La loi de règlement que vous soumet le Gouvernement offre la photographie fidèle de la situation budgétaire du pays à la fin de l'exercice 2003. Elle permet de mettre en valeur ses atouts, notamment une totale maîtrise des dépenses de l'État, mais également - ainsi que l'ont souligné plusieurs d'entre vous - les points sur lesquels des progrès sont indispensables, en particulier le niveau de déficit élevé qui ne s'explique qu'en partie par la chute de croissance des années 2001 à 2003.

La dégradation de nos finances publiques est de nature structurelle : elle a été causée par la politique procyclique des années 1999 à 2001 qui a gaspillé les fruits de la croissance. Je reviendrai sur ce point.

L'examen de la loi de règlement est également l'occasion, au-delà des constatations comptables, de mettre en perspective la politique budgétaire du Gouvernement. Sans anticiper sur les discussions que nous aurons prochainement à l'occasion du projet de budget pour 2005, je tiens à préciser que notre politique s'inscrit en rupture avec celle du passé, qu'elle s'incarne dans le volontarisme et le refus de la fatalité, et qu'elle atteint des résultats tangibles.
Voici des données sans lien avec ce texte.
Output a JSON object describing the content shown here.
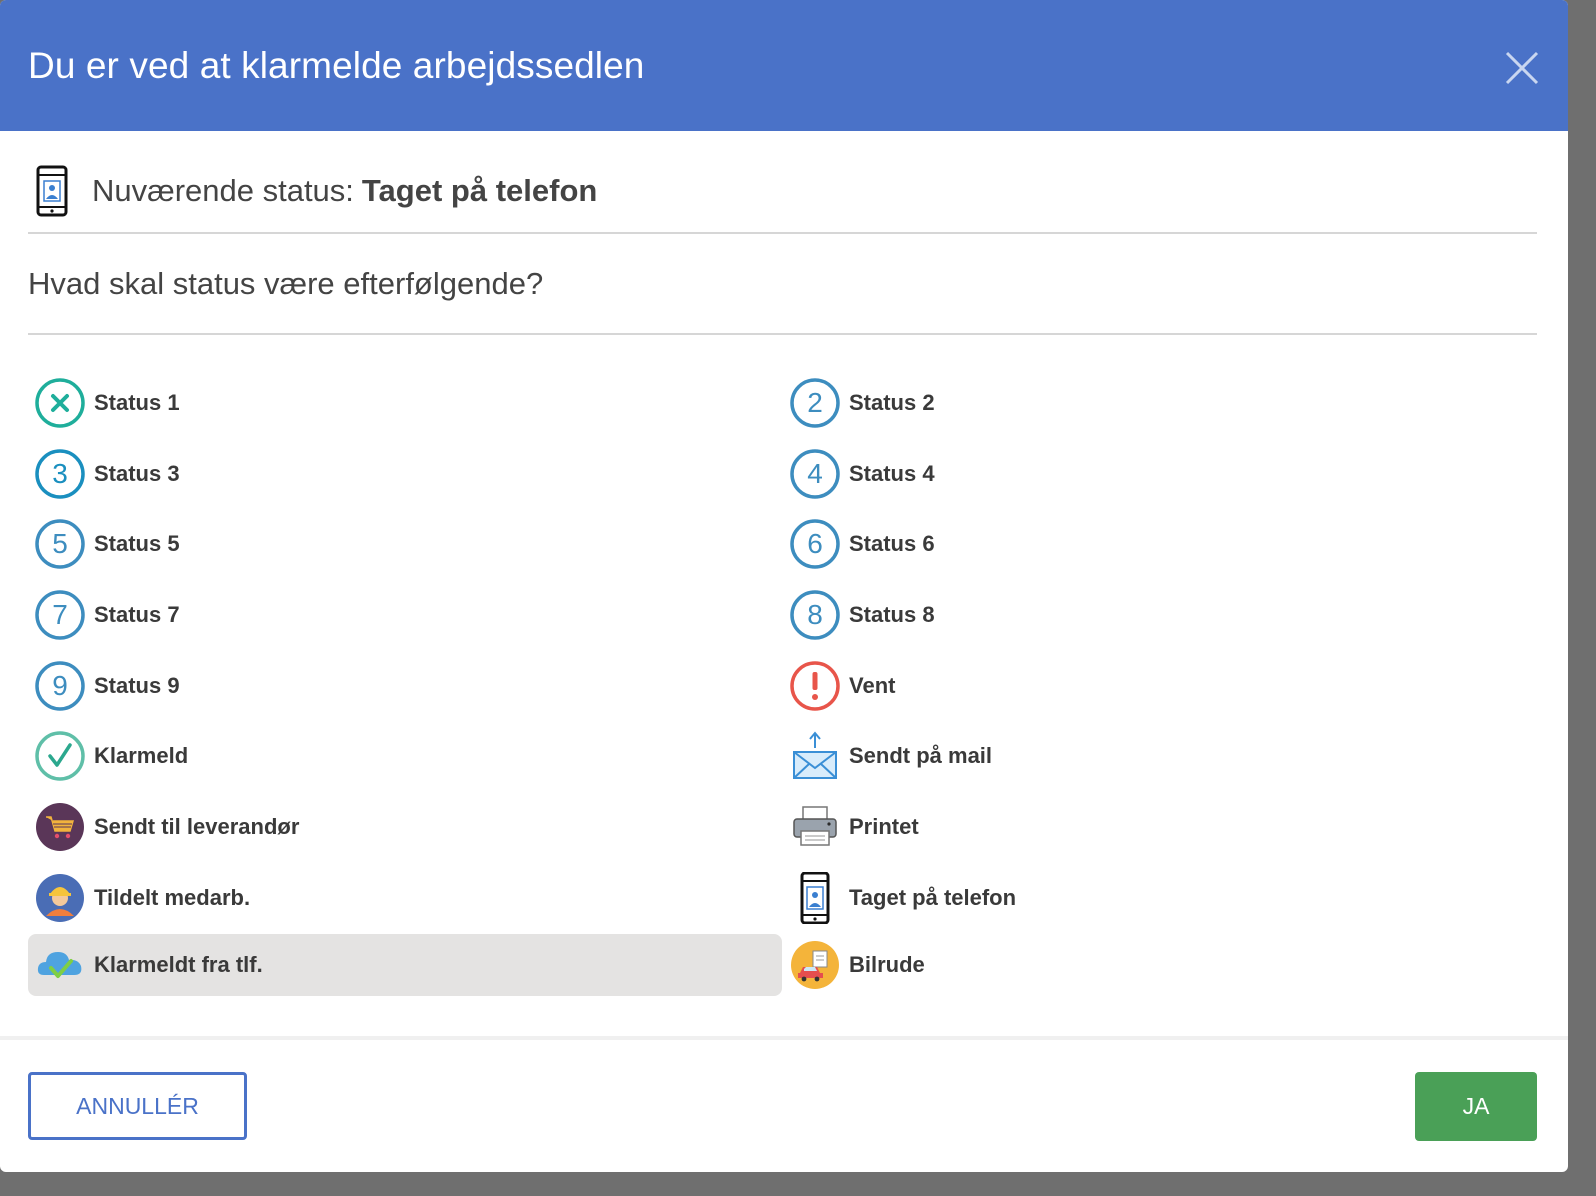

Je résumerai mon propos par des constatations factuelles.

Tout d'abord, la croissance est de retour, grâce à la conjoncture internationale, naturellement, mais aussi à notre réglage de politique économique et à des mesures ciblées d'aides à la consommation : la croissance française devrait être de 2,5 % en 2004, soit un point de plus que la moyenne européenne.

Ensuite, les dépenses de l'État sont maîtrisées dans la durée : pour la troisième année consécutive, elles seront stabilisées.

Enfin - certains d'entre vous l'ont rappelé - les déficits publics sont réduits : entre l'exécution de la loi de finances de 2003 que nous examinons aujourd'hui et le PLF pour 2005, le déficit a diminué de 12,1 milliards d'euros, ce qui nous permet de ramener le déficit des administrations publiques en dessous de 3 % en 2005.

Le présent projet de loi offre, disais-je, la photographie fidèle, sans aucun escamotage, monsieur Idiart, de la situation budgétaire du pays à la fin de l'exercice 2003.

Comme je l'ai indiqué dans mon introduction, il comporte un élément majeur de satisfaction, souligné par certains d'entre vous : la maîtrise des dépenses de l'État. Pas un euro de plus n'a été dépensé au regard du plafond voté par le Parlement, à savoir 273,8 milliards d'euros. Je voudrais à ce propos rendre hommage à la détermination d'Alain Lambert et de Francis Mer qui ont mis en commun leur énergie et leur pouvoir de conviction pour tenir le plafond des dépenses.

Atteindre cet objectif était important, M. de Courson l'a bien montré. D'abord, en raison du respect qui s'impose naturellement à l'égard de l'autorisation parlementaire. Ensuite, pour montrer aux Français, dans un contexte économique et financier difficile, que les finances de l'État étaient tenues. Enfin, vis-à-vis de nos partenaires européens, pour leur démontrer la crédibilité de nos engagements. C'est ainsi que se construit la confiance, laquelle n'a rien à voir, monsieur Sandrier, avec l'incompétence que vous avez cru pouvoir dénoncer.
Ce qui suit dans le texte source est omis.